Unlike many other implementations, it distinguishes between quartets that are
contradicted by one tree,
and quartets that are simply absent due to a lack of resolution (i.e.
the presence of polytomies; see Smith 2019).
'Quartet' makes this distinction in both the quartet metric (function
`QuartetStatus()`) and the partition metric (i.e. Robinson-Foulds distance;
function `SplitStatus()`).

## Using the package
Install and load the library from CRAN as follows:
```
install.packages('Quartet')
library('Quartet')
```

For the latest features, install the development version:
```r
if(!require("curl")) install.packages("curl")
if(!require("remotes")) install.packages("remotes")
remotes::install_github("ms609/Quartet")
```

You will need [Rtools](https://cran.r-project.org/bin/windows/Rtools/) installed
in order to build the development version from source.

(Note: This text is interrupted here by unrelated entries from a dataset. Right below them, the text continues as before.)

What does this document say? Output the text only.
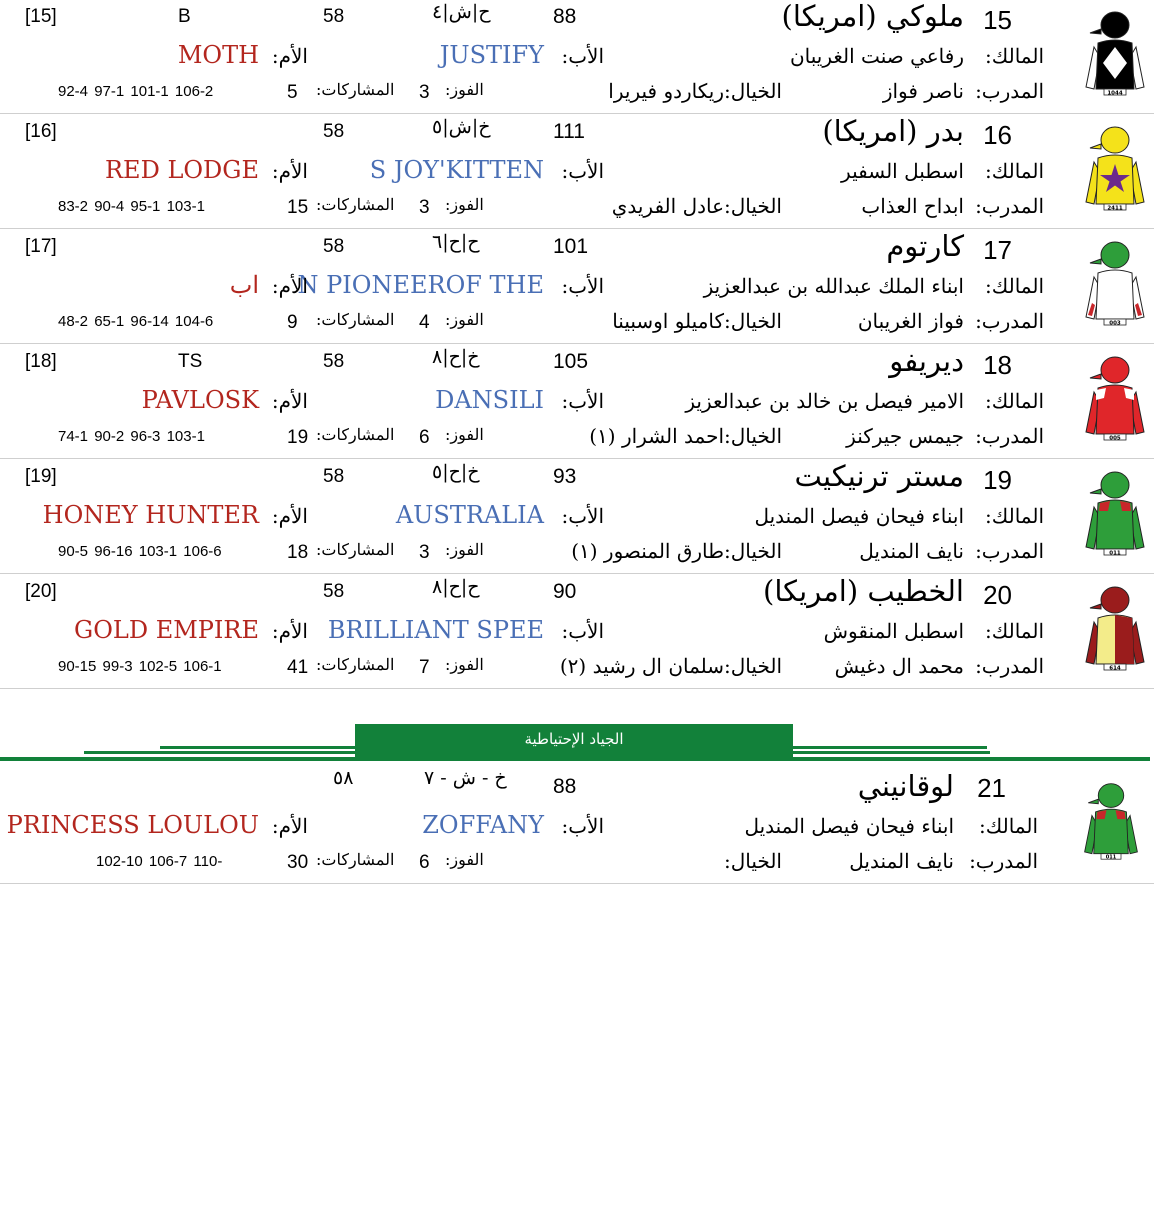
15
ملوكي (امريكا)
88
ح|ش|٤
58
B
[15]
المالك:
رفاعي صنت الغريبان
الأب:
JUSTIFY
الأم:
MOTH
المدرب:
ناصر فواز
الخيال:ريكاردو فيريرا
الفوز:
3
المشاركات:
5
92-4 97-1 101-1 106-2	1044
16
بدر (امريكا)
111
خ|ش|٥
58
[16]
المالك:
اسطبل السفير
الأب:
S JOY'KITTEN
الأم:
RED LODGE
المدرب:
ابداح العذاب
الخيال:عادل الفريدي
الفوز:
3
المشاركات:
15
83-2 90-4 95-1 103-1	2411
17
كارتوم
101
ح|ح|٦
58
[17]
المالك:
ابناء الملك عبدالله بن عبدالعزيز
الأب:
N PIONEEROF THE
الأم:
اب
المدرب:
فواز الغريبان
الخيال:كاميلو اوسبينا
الفوز:
4
المشاركات:
9
48-2 65-1 96-14 104-6	003
18
ديريفو
105
خ|ح|٨
58
TS
[18]
المالك:
الامير فيصل بن خالد بن عبدالعزيز
الأب:
DANSILI
الأم:
PAVLOSK
المدرب:
جيمس جيركنز
الخيال:احمد الشرار (١)
الفوز:
6
المشاركات:
19
74-1 90-2 96-3 103-1	005
19
مستر ترنيكيت
93
خ|ح|٥
58
[19]
المالك:
ابناء فيحان فيصل المنديل
الأب:
AUSTRALIA
الأم:
HONEY HUNTER
المدرب:
نايف المنديل
الخيال:طارق المنصور (١)
الفوز:
3
المشاركات:
18
90-5 96-16 103-1 106-6	011
20
الخطيب (امريكا)
90
ح|ح|٨
58
[20]
المالك:
اسطبل المنقوش
الأب:
BRILLIANT SPEE
الأم:
GOLD EMPIRE
المدرب:
محمد ال دغيش
الخيال:سلمان ال رشيد (٢)
الفوز:
7
المشاركات:
41
90-15 99-3 102-5 106-1	614
21
لوقانيني
88
خ - ش - ٧
٥٨
المالك:
ابناء فيحان فيصل المنديل
الأب:
ZOFFANY
الأم:
PRINCESS LOULOU
المدرب:
نايف المنديل
الخيال:
الفوز:
6
المشاركات:
30
102-10 106-7 110-	011
الجياد الإحتياطية
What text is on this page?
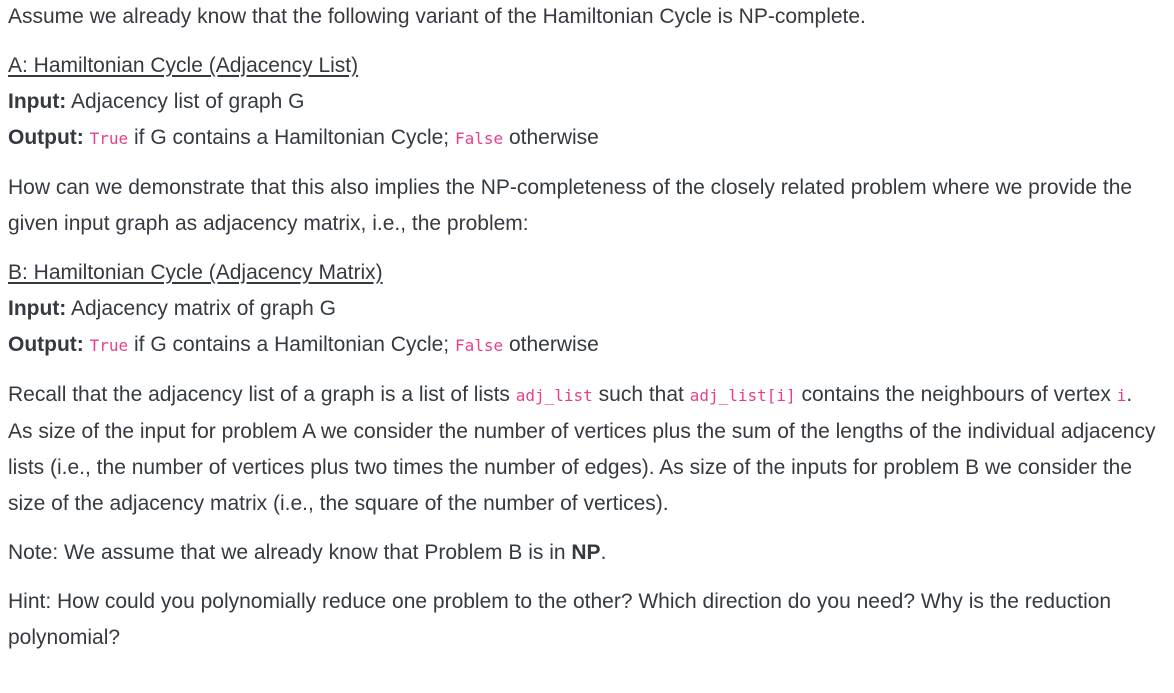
Assume we already know that the following variant of the Hamiltonian Cycle is NP-complete.

A: Hamiltonian Cycle (Adjacency List)

Input: Adjacency list of graph G

Output: True if G contains a Hamiltonian Cycle; False otherwise

How can we demonstrate that this also implies the NP-completeness of the closely related problem where we provide the given input graph as adjacency matrix, i.e., the problem:

B: Hamiltonian Cycle (Adjacency Matrix)

Input: Adjacency matrix of graph G

Output: True if G contains a Hamiltonian Cycle; False otherwise

Recall that the adjacency list of a graph is a list of lists adj_list such that adj_list[i] contains the neighbours of vertex i. As size of the input for problem A we consider the number of vertices plus the sum of the lengths of the individual adjacency lists (i.e., the number of vertices plus two times the number of edges). As size of the inputs for problem B we consider the size of the adjacency matrix (i.e., the square of the number of vertices).

Note: We assume that we already know that Problem B is in NP.

Hint: How could you polynomially reduce one problem to the other? Which direction do you need? Why is the reduction polynomial?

View the [function reference](https://ms609.github.io/Quartet/reference/)
and [basic usage instructions](https://ms609.github.io/Quartet/articles/Using-Quartet.html).

## Known limitations

Quartet supports trees with up to 477 leaves. Larger trees contain more
quartets than can be represented by R's signed 32-bit integers.
The underlying 'tqDist' library may handle trees with up to 568 leaves,
and 64-bit integer representations could increase this number further.
Making either of these improvements within the R package
would require substantial additional work, but could be implemented -- do
[file an issue](https://github.com/ms609/Quartet/issues/new/) if this would be
useful to you.

## References

- Brodal G.S., Fagerberg R., Pedersen C.N.S. 2004. Computing the quartet
distance between evolutionary trees in time O(_n_ log _n_).
Algorithmica 38:377–395.

- Estabrook G.F., McMorris F.R., Meacham C.A. 1985. Comparison of undirected
phylogenetic trees based on subtrees of four evolutionary units.
Syst. Zool. 34:193–200.

- Sand A., Holt M.K., Johansen J., Brodal G.S., Mailund T., Pedersen C.N.S. 2014.
tqDist: a library for computing the quartet and triplet distances between
binary or general trees.
Bioinformatics 30:2079–2080. https://doi.org/10.1093/bioinformatics/btu157

- Smith, M.R. 2019. Bayesian and parsimony approaches reconstruct
informative trees from simulated morphological datasets. Biol. Lett.
15:20180632. https://doi.org/10.1098/rsbl.2018.0632

- Smith, M.R. 2020. Information theoretic generalized Robinson–Foulds metrics
for comparing phylogenetic trees. Bioinformatics, 36:5007–5013.
https://dx.doi.org/10.1093/bioinformatics/btaa614

- Smith, M.R. 2022. Robust analysis of phylogenetic tree space.
Systematic Biology, syab100.
https://dx.doi.org/10.1093/sysbio/syab100

- Steel, M. and Penny, D. 1993. Distributions of tree comparison metrics:
some new results. Syst. Biol. 42: 126-141.
https://doi.org/10.1093/sysbio/42.2.126

Please note that the 'Quartet' project is released with a
[Contributor Code of Conduct](https://ms609.github.io/Quartet/CODE_OF_CONDUCT.html).
By contributing to this project, you agree to abide by its terms.